Philadelphia, PA—A breath-powered intranasal powder form of sumatriptan produces fast and sustained relief of migraine, according to the results of a phase 3, placebo-controlled trial presented at the 2014 American Academy of Neurology meeting.
Approximately 66% of patients using the powder form of sumatriptan had headache relief within 2 hours, and more than 33% were pain-free; these effects were maintained for 48 hours.
This new delivery system uses a closed-palate breath-powered device to deliver sumatriptan powder to deep nasal passages, where it is absorbed faster compared with conventional nasal sprays, said Roger K. Cady, MD, Founder, Headache Care Center, Springfield, MO, and lead investigator of the study.
Patients with migraine frequently cite the slow onset of action of oral triptans as a reason for dissatisfaction, Dr Cady said.
“This is really a very unique way of delivering drugs using the nasal mucosa,” said Dr Cady. “The standard liquid-based nasal sprays can be very useful, but the problem is that often the spray doesn’t get beyond the nasal valve and tends to run out the front. And if it gets on the floor of the nasal cavity, it’s often swallowed. So, very often the results are inconsistent.”
The breath-powered device counters these potential problems. One part of the device is placed into the nostril and the other part in the mouth. “Instead of trying to coordinate sniffing and spraying, the patient blows out, and then the device delivers a powder form of sumatriptan, which adheres to the nasal mucosa,” Dr Cady said. The region deep into the nasal cavity has a large surface to facilitate rapid absorption. In a pharmacokinetic study, the intranasal powder form of sumatriptan absorbed faster than the conventional nasal spray.

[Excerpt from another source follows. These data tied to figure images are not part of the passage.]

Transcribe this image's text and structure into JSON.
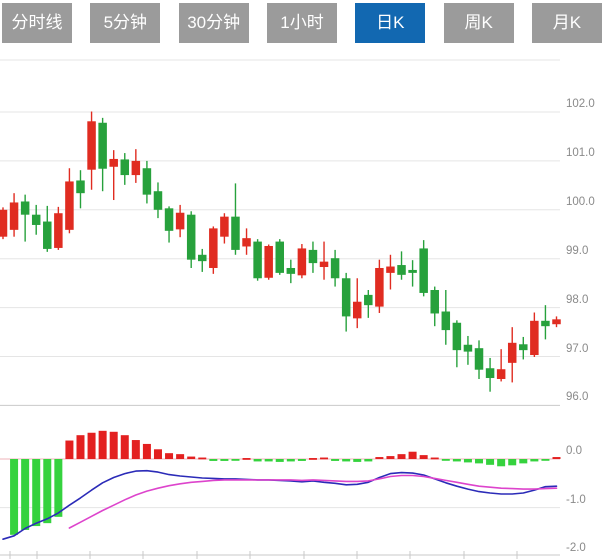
{
  "tab_bar": {
    "tabs": [
      {
        "id": "tab-time-share",
        "label": "分时线",
        "active": false
      },
      {
        "id": "tab-5min",
        "label": "5分钟",
        "active": false
      },
      {
        "id": "tab-30min",
        "label": "30分钟",
        "active": false
      },
      {
        "id": "tab-1hour",
        "label": "1小时",
        "active": false
      },
      {
        "id": "tab-daily-k",
        "label": "日K",
        "active": true
      },
      {
        "id": "tab-weekly-k",
        "label": "周K",
        "active": false
      },
      {
        "id": "tab-monthly-k",
        "label": "月K",
        "active": false
      }
    ],
    "active_bg": "#1268b1",
    "inactive_bg": "#9b9b9b",
    "text_color": "#ffffff"
  },
  "price_axis": {
    "labels": [
      "102.0",
      "101.0",
      "100.0",
      "99.0",
      "98.0",
      "97.0",
      "96.0"
    ],
    "values": [
      102,
      101,
      100,
      99,
      98,
      97,
      96
    ]
  },
  "macd_axis": {
    "labels": [
      "0.0",
      "-1.0",
      "-2.0"
    ],
    "values": [
      0,
      -1,
      -2
    ]
  },
  "chart_data": {
    "type": "candlestick",
    "title": "Daily K-line with MACD sub-chart",
    "selected_period": "日K",
    "panels": [
      "price-kline",
      "macd-histogram"
    ],
    "price_axis_range": [
      95.9,
      103.0
    ],
    "macd_axis_range": [
      -2.05,
      0.65
    ],
    "grid": true,
    "legend": "none",
    "candles_ohlc": [
      [
        99.45,
        100.05,
        99.4,
        100.0
      ],
      [
        99.59,
        100.34,
        99.45,
        100.15
      ],
      [
        100.17,
        100.31,
        99.35,
        99.9
      ],
      [
        99.9,
        100.1,
        99.49,
        99.69
      ],
      [
        99.76,
        100.08,
        99.14,
        99.2
      ],
      [
        99.22,
        100.06,
        99.18,
        99.93
      ],
      [
        99.59,
        100.85,
        99.52,
        100.58
      ],
      [
        100.6,
        100.81,
        100.03,
        100.34
      ],
      [
        100.82,
        102.01,
        100.41,
        101.81
      ],
      [
        101.78,
        101.88,
        100.38,
        100.84
      ],
      [
        100.88,
        101.22,
        100.2,
        101.04
      ],
      [
        101.03,
        101.16,
        100.51,
        100.71
      ],
      [
        100.71,
        101.24,
        100.55,
        101.0
      ],
      [
        100.85,
        101.0,
        100.13,
        100.31
      ],
      [
        100.38,
        100.56,
        99.83,
        100.0
      ],
      [
        100.03,
        100.07,
        99.33,
        99.57
      ],
      [
        99.6,
        100.1,
        99.44,
        99.94
      ],
      [
        99.9,
        99.97,
        98.81,
        98.98
      ],
      [
        99.08,
        99.2,
        98.73,
        98.95
      ],
      [
        98.81,
        99.66,
        98.69,
        99.62
      ],
      [
        99.45,
        99.93,
        99.31,
        99.86
      ],
      [
        99.86,
        100.54,
        99.08,
        99.18
      ],
      [
        99.25,
        99.62,
        99.08,
        99.42
      ],
      [
        99.35,
        99.4,
        98.55,
        98.6
      ],
      [
        98.61,
        99.29,
        98.57,
        99.26
      ],
      [
        99.35,
        99.4,
        98.67,
        98.71
      ],
      [
        98.81,
        98.98,
        98.5,
        98.69
      ],
      [
        98.66,
        99.3,
        98.6,
        99.21
      ],
      [
        99.18,
        99.35,
        98.71,
        98.91
      ],
      [
        98.83,
        99.35,
        98.57,
        98.94
      ],
      [
        99.01,
        99.18,
        98.43,
        98.6
      ],
      [
        98.6,
        98.71,
        97.51,
        97.82
      ],
      [
        97.78,
        98.6,
        97.58,
        98.12
      ],
      [
        98.26,
        98.36,
        97.79,
        98.05
      ],
      [
        98.02,
        98.98,
        97.89,
        98.81
      ],
      [
        98.71,
        99.08,
        98.37,
        98.84
      ],
      [
        98.87,
        99.15,
        98.57,
        98.67
      ],
      [
        98.77,
        98.97,
        98.43,
        98.71
      ],
      [
        99.21,
        99.38,
        98.23,
        98.3
      ],
      [
        98.36,
        98.43,
        97.62,
        97.88
      ],
      [
        97.92,
        98.36,
        97.24,
        97.54
      ],
      [
        97.69,
        97.74,
        96.78,
        97.13
      ],
      [
        97.24,
        97.42,
        96.83,
        97.1
      ],
      [
        97.17,
        97.33,
        96.54,
        96.73
      ],
      [
        96.76,
        96.97,
        96.28,
        96.56
      ],
      [
        96.54,
        97.15,
        96.49,
        96.74
      ],
      [
        96.87,
        97.6,
        96.47,
        97.28
      ],
      [
        97.25,
        97.4,
        96.94,
        97.13
      ],
      [
        97.03,
        97.9,
        96.99,
        97.73
      ],
      [
        97.73,
        98.05,
        97.35,
        97.62
      ],
      [
        97.66,
        97.82,
        97.6,
        97.76
      ]
    ],
    "macd": {
      "hist": [
        null,
        -1.56,
        -1.46,
        -1.38,
        -1.32,
        -1.19,
        0.38,
        0.49,
        0.54,
        0.58,
        0.56,
        0.49,
        0.39,
        0.31,
        0.2,
        0.12,
        0.1,
        0.05,
        0.03,
        -0.04,
        -0.04,
        -0.03,
        0.02,
        -0.05,
        -0.05,
        -0.06,
        -0.05,
        -0.04,
        0.02,
        0.03,
        -0.04,
        -0.05,
        -0.06,
        -0.05,
        0.04,
        0.06,
        0.1,
        0.15,
        0.08,
        0.03,
        -0.02,
        -0.05,
        -0.07,
        -0.09,
        -0.12,
        -0.15,
        -0.13,
        -0.09,
        -0.05,
        -0.03,
        0.04
      ],
      "dif": [
        -1.65,
        -1.58,
        -1.43,
        -1.32,
        -1.23,
        -1.11,
        -0.95,
        -0.8,
        -0.64,
        -0.49,
        -0.38,
        -0.3,
        -0.25,
        -0.24,
        -0.27,
        -0.32,
        -0.35,
        -0.37,
        -0.39,
        -0.4,
        -0.41,
        -0.41,
        -0.42,
        -0.43,
        -0.43,
        -0.44,
        -0.45,
        -0.47,
        -0.45,
        -0.48,
        -0.5,
        -0.53,
        -0.52,
        -0.48,
        -0.38,
        -0.3,
        -0.28,
        -0.29,
        -0.33,
        -0.41,
        -0.49,
        -0.56,
        -0.62,
        -0.67,
        -0.7,
        -0.72,
        -0.72,
        -0.7,
        -0.64,
        -0.57,
        -0.56
      ],
      "dea": [
        null,
        null,
        null,
        null,
        null,
        null,
        -1.42,
        -1.3,
        -1.18,
        -1.06,
        -0.95,
        -0.84,
        -0.74,
        -0.66,
        -0.6,
        -0.55,
        -0.51,
        -0.48,
        -0.46,
        -0.44,
        -0.43,
        -0.43,
        -0.43,
        -0.43,
        -0.43,
        -0.43,
        -0.43,
        -0.44,
        -0.43,
        -0.44,
        -0.45,
        -0.46,
        -0.46,
        -0.45,
        -0.41,
        -0.36,
        -0.34,
        -0.34,
        -0.36,
        -0.4,
        -0.44,
        -0.48,
        -0.52,
        -0.56,
        -0.58,
        -0.6,
        -0.61,
        -0.62,
        -0.62,
        -0.61,
        -0.6
      ]
    },
    "colors": {
      "up_candle": "#e02c21",
      "down_candle": "#27a13c",
      "hist_positive": "#e32020",
      "hist_negative": "#35d23e",
      "dif_line": "#2b2bb8",
      "dea_line": "#dd44cc",
      "zero_line": "#efb3ba",
      "grid_line": "#e5e5e5",
      "axis_line": "#c9c9c9",
      "label_text": "#8a8a8a"
    }
  }
}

The intranasal powder form was tested in a phase 3, multicenter, double-blind, placebo-controlled, single-dose, parallel-group study of 230 patients who had 1 to 8 migraines monthly in the previous 12 months. For the treatment of a single migraine of moderate or severe intensity, patients received 1 half-dose of powder sumatriptan (11 mg per capsule, for a total of 22 mg of sumatriptan) delivered into each nostril or placebo.
At 120 minutes after dosing, 68% of patients assigned to powder sumatriptan reported headache relief compared with 45% of patients receiving placebo (P <.01). The difference in headache relief between the 2 groups achieved statistical significance (P <.05) at 30 minutes, when 42% of patients receiving active treatment and 27% receiving placebo reported relief.
Meaningful relief (70% vs 45%, respectively; P = .004) and complete relief (34% vs 17%, respectively; P = .008) of headache also occurred significantly more often at 120 minutes with powder sumatriptan than with placebo. Sustained headache relief and sustained freedom from pain (at 24 hours and 48 hours) without rescue medication were significantly more likely with active treatment, and rescue medication was required significantly less often in patients assigned to powder sumatriptan compared with placebo (37% vs 52%, respectively; P <.05).
“Given the small drug exposure, there are very few side effects that we would associate with triptans,” said Dr Cady.
The incidence of migraine-associated symptoms, such as nausea, vomiting, photophobia, and phonophobia, was reduced with powder sumatriptan, but the differences failed to achieve significance.
The most common adverse events associated with powder sumatriptan were product taste, nasal discomfort, and rhinitis; these were transient and mostly of mild-to-moderate severity. There were no serious adverse events in the active treatment group.